Sabahtan bu yana Leopoldsberg üzerinden savaşın akışını seyreden Sobieski, Nussberg’in Avusturyalıların eline geçmesi üzerine Polonları savaş sahasına sokmak için sağ kanada doğru hızlıca harekete geçti. Sağda geniş bir daire çizerek Hermannskogel istikametinden ilerleyerek öğleden iki saat sonra Dornbach sırtlarındaki ormanlardan çıktılar. İbrahim Paşa burada kendilerini bekliyordu. İbrahim Paşa kuvvetlerinin ilk iki safı birkaç yerinden yarıldıysalar da, üçüncü saftaki süvariler düşmanı durdurdu ve geri püskürttü. Polonlar çok ağır kayıplar vererek geri çekildiler.

V. Karl, Polonların sağ kanattan savaş meydanına girmelerinin akabinde sol kanadın tekrar ilerlemesine karar kıldı. Saksonya askerleri Heiligenstadt’ı ele geçirdiler.

S90: İlk hücumun başarısızlıkla sonlanmasının acısını çıkarmak isteyen Sobieski, en iyi askerleriyle ikinci bir hücuma kalkışsa da, tecrübeli bir komutan olan İbrahim Paşa gerekli tedbirleri çoktan almıştı. Polonlar Osmanlı sipahilerinin önünde dağılarak kaçmaya başladılar.

Sağ kanattaki Avusturya askerlerinin komutanı tehlikeyi görünce İbrahim Paşa koluna yandan saldırarak hücumu durdurdu. Tatar Hanı Murat Giray olup biteni seyretmekle yetinerek hiçbir şey yapmamıştı. Taarruzun durmasından sonra Dornbah sırtlarını ele geçiren Polonlar yine bir düz hat üzerine gelmiş bulunuyorlardı.

Karl V. Leopold von Lothringen evvelce kararlaştırıldığı üzere Saksonya Prensi’nin karargâhına giderek ilerlemeyi durdurmak mı yoksa ilerlemek mi daha uygun olacağı konusunda prensi fikrini sordu.

Joachim III.’ün askeri müşaviri ihtiyar von Der Goltz ‘bu yaştan sonra rahat bir yatakta uyumayı istemek benim hakkımdır; umarım ki bu gece Viyana’da böyle bir yatak bulabileceğim!’ diyerek harbe devam edilmesi yönünde fikrini paylaştı.

S92: Bunun üzerine Karl V. Leopold von Lothringen karargâhına dönerek taaruza devam edilmesini emretti.
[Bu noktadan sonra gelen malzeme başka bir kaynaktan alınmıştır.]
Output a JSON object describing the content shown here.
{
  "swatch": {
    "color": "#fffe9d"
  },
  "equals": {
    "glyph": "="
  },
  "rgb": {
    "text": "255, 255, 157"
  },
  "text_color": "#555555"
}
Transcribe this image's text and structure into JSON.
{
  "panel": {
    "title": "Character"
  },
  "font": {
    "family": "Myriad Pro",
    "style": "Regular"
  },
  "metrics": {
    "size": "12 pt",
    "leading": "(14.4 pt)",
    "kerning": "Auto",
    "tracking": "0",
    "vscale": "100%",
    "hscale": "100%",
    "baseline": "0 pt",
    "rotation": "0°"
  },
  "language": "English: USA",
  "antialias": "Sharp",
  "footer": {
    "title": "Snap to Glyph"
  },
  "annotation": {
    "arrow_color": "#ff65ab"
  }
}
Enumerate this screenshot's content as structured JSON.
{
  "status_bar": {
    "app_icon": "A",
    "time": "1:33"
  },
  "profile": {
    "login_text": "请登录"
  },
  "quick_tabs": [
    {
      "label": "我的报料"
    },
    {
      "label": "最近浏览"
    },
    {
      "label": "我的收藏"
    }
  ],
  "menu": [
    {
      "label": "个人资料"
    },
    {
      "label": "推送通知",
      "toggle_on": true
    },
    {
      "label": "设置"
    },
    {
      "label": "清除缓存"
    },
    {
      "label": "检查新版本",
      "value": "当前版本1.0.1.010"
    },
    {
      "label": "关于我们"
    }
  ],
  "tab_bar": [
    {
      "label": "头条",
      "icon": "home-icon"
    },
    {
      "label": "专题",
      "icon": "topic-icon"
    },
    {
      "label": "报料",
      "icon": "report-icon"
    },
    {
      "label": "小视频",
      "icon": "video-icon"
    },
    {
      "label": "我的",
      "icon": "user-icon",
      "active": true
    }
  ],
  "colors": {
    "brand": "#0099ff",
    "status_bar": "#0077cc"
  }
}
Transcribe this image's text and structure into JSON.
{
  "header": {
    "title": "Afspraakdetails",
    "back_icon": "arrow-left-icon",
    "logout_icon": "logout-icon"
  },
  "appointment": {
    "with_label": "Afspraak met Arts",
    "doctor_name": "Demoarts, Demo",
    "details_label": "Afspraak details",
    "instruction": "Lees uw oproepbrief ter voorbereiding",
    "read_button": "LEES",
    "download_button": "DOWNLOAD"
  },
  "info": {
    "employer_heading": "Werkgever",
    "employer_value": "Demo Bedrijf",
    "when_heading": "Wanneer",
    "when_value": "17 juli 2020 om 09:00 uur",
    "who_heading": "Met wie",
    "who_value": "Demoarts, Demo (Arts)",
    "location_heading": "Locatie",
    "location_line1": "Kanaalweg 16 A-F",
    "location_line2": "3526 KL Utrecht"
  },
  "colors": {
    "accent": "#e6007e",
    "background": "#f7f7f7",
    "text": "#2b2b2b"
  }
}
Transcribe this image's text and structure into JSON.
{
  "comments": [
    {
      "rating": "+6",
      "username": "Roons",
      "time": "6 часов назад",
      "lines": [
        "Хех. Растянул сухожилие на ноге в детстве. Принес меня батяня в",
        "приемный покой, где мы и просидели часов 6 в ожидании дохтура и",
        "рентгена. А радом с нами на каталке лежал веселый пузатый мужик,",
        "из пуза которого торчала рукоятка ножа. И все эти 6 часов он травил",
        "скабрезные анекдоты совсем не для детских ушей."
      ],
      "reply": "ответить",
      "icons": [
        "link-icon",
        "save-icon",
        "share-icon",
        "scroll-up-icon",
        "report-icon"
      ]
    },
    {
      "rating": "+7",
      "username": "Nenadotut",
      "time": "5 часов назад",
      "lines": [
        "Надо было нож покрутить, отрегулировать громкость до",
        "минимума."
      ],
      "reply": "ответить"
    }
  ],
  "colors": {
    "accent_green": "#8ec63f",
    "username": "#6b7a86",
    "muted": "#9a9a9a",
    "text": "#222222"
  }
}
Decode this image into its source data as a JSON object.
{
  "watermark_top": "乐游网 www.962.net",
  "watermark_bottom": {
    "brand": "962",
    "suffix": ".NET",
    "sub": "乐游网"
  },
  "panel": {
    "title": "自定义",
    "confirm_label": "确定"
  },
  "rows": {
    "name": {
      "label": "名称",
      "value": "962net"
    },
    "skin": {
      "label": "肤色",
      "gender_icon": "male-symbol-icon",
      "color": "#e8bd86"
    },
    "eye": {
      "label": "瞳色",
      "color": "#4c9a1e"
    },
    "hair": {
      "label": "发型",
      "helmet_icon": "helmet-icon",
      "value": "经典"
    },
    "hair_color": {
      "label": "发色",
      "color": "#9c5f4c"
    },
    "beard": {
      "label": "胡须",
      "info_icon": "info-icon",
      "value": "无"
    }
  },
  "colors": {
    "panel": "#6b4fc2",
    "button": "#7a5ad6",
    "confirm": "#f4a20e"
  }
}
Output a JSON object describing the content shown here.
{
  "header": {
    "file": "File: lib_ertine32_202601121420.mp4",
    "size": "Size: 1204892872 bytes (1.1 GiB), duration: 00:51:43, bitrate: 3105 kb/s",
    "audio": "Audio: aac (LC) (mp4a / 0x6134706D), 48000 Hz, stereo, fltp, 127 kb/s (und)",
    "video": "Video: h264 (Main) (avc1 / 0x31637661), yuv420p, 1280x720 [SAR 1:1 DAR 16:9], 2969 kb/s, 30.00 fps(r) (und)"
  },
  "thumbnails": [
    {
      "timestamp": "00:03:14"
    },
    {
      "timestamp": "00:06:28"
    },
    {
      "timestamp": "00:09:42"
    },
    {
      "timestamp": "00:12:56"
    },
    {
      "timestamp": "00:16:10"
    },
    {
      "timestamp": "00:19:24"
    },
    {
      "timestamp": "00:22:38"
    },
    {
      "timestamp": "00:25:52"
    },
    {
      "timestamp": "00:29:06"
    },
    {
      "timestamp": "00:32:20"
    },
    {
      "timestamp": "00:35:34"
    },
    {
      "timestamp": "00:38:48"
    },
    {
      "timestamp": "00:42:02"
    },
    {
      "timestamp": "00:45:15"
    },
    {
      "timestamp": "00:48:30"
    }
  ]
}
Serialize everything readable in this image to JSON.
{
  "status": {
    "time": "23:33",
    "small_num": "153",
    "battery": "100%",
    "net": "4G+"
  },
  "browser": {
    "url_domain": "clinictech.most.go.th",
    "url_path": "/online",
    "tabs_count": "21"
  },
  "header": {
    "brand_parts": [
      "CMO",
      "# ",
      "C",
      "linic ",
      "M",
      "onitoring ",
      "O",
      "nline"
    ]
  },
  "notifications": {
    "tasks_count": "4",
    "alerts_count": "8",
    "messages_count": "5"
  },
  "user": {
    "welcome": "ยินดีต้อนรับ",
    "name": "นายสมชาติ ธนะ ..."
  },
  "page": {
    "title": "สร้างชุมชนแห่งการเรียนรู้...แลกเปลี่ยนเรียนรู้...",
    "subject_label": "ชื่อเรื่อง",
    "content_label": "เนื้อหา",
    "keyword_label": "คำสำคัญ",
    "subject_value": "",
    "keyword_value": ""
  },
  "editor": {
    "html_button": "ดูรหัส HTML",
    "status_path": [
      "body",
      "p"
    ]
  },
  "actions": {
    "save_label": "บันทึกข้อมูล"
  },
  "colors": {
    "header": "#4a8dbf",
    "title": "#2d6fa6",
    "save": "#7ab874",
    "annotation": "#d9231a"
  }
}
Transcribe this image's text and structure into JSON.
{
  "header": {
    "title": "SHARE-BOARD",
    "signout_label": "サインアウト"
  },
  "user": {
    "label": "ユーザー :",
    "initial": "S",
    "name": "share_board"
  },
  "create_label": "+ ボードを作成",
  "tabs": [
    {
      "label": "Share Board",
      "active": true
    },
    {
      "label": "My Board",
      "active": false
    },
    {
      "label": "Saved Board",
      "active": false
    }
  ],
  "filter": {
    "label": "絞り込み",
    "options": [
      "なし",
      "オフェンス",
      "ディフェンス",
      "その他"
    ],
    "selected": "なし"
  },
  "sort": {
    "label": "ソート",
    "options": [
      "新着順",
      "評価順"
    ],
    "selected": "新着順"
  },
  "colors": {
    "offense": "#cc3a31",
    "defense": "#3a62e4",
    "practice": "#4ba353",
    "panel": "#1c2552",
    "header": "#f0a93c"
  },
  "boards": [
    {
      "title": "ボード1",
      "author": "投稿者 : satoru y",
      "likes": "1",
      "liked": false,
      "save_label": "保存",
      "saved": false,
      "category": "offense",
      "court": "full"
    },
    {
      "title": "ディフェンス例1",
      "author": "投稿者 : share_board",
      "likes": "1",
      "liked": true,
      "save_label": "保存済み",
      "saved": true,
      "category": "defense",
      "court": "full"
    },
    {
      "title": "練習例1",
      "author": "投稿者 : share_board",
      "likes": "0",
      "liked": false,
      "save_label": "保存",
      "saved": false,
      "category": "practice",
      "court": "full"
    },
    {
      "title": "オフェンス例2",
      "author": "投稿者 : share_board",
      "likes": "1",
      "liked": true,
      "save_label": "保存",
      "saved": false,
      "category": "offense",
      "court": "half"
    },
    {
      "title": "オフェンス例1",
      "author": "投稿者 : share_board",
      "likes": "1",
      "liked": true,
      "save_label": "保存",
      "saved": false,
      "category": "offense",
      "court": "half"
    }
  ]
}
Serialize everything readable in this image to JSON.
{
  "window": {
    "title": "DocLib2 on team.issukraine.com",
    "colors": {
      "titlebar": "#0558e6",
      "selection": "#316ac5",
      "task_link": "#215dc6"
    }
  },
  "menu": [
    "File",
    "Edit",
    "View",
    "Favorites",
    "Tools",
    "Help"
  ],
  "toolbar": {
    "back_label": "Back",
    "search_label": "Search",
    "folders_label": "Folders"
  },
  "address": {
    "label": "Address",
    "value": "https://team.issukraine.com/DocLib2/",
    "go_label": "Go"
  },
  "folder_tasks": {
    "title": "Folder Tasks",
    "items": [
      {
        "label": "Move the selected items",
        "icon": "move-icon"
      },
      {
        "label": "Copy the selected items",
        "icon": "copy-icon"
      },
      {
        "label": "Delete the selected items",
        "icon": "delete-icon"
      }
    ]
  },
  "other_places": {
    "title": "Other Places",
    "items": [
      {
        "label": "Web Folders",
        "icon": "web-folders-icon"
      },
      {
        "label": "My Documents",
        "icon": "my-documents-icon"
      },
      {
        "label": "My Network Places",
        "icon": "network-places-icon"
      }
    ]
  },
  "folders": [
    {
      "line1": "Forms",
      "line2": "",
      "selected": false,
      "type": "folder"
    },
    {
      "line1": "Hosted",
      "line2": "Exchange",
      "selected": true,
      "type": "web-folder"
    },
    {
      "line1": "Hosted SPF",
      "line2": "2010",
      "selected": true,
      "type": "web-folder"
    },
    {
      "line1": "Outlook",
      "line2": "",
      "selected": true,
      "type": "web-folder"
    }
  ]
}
Savaşın bundan sonrası Osmanlıların ilk etapta savunma hattı olarak seçtikleri Krottenbach sırtlarında devam edecekti. O zamana kadar sağ kanatla Tuna Nehri arasına girerek Osmanlı Ordusu’nun sudan ayırıp Viyana’ya doğru kendisine yol açmak isteyen düşman kumandanı birden taktik/istikamet değiştirerek askerini Krottenbach düzlüğünden Dornbach sırtlarına doğru ilerletti.

Burada büyük bir direnişle karşılaşacaklarını düşünerek dikkatlice ilerliyorlardı. Halbuki daha öncesinde Merzifonlu Kara Mustafa Paşa’nın sol kanatta kazanılacak bir zaferin düşmanı bütün cephede sarsarak bozacağı umuduyla merkezden ve hatta sağ kanattan kuvvetleri çekmesi sonucunda burada kalan az sayıdaki asker büyük bir direniş gösterememişti.

II. Viyana Kuşatması

II. Viyana Kuşatması ’nın sonuçlandığı muharebe konulu tablo. Fotoğraf: © Muratcan Gümüş, Viyana Askeri Tarih Müzesi, Kasım 2017.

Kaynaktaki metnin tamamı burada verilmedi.